At the same time, the expression of TROAP is also associated with the differentiation grade of tumors. The function of the gene in the cell cycle 31 and its action as a cell adhesion molecule 38 has been reported, but none of them validated the relationship between differentiation and the protein level. However, the relevant molecular mechanism was not explored in our study in detail. Cheng et al. 39 demonstrated that the basal level change by the methylation of TROAP in HeLa cells and ES cells could promote cell proliferation and anti-apoptosis through NF-kB, TGF-β, and PI3K pathways using large databases and genome-wide high-throughput analysis.

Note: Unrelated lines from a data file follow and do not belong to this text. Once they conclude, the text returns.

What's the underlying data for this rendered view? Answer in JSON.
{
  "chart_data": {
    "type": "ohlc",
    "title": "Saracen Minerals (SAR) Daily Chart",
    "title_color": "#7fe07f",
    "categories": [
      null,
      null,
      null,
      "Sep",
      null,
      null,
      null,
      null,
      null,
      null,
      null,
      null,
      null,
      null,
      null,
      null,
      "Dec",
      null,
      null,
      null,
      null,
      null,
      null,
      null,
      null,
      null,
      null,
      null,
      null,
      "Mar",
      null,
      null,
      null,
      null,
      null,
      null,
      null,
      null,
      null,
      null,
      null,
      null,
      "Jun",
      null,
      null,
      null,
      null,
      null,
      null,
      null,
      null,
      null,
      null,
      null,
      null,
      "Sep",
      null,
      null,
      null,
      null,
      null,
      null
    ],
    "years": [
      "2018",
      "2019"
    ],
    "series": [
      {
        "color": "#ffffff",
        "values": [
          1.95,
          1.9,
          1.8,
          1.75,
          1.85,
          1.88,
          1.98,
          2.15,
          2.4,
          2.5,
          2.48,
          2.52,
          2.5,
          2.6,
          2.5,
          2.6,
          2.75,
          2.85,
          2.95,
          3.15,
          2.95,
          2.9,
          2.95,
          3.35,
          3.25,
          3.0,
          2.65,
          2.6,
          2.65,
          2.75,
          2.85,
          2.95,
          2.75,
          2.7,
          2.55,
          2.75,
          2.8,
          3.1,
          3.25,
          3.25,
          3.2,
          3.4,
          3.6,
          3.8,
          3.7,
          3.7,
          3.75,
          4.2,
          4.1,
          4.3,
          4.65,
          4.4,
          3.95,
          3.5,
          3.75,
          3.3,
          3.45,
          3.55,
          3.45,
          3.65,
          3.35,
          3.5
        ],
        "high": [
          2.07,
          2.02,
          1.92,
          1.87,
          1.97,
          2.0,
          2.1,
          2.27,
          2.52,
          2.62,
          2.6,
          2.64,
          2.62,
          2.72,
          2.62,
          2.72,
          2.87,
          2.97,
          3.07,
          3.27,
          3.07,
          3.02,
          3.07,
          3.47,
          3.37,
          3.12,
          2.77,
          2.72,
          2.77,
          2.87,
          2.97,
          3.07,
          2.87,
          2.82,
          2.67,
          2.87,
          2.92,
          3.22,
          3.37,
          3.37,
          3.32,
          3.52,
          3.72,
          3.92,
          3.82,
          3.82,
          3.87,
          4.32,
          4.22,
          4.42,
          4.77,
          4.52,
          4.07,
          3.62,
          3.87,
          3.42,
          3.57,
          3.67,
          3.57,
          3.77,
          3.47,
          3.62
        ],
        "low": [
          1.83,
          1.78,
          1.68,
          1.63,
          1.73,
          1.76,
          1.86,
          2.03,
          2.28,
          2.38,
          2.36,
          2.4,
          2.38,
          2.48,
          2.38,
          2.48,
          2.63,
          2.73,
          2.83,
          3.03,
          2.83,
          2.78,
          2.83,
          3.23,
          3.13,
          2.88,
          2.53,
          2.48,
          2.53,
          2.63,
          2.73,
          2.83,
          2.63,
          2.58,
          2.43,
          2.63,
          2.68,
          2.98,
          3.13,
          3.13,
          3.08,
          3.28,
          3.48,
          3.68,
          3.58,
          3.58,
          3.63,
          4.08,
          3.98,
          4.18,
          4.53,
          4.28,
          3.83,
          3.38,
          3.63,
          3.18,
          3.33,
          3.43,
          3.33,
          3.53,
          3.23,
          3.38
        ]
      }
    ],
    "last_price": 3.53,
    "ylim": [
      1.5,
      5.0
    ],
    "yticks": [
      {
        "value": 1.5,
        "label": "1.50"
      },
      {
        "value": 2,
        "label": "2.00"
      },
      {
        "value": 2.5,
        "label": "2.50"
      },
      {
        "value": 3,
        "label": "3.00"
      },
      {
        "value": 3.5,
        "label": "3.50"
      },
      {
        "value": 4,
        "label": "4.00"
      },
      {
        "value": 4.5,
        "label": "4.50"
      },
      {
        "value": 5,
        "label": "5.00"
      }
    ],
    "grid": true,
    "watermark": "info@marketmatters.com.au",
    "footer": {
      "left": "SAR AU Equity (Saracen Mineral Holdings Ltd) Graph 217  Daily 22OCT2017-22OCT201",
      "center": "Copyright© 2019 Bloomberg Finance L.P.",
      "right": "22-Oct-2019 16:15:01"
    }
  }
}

Collectively, our research showed that TROAP was overexpressed in liver cancer patients may indicate a worse prognosis at first. Our study demonstrated an elevated TROAP expression level predicted a poorer prognosis, including an increased serum AFP and GGT level, the larger tumor size, the greater the tumor number, differentiation grade, cancer embolus, and the rate of death and recurrence. In addition, TROAP might be a novel biomarker for diagnosis and potential targets of therapy. Although our research has identified the relationship between the TROAP and patients' prognosis, there are also limitations. First, larger-scale samples are needed to elevate the statistical power and confirm these results. Second, the detailed molecular mechanism is still unclear, further studies need to be performed.

In summary, we found that TROAP played a significant role in HCC prognosis, and TROAP is a candidate therapeutic biomarker for HCC patients.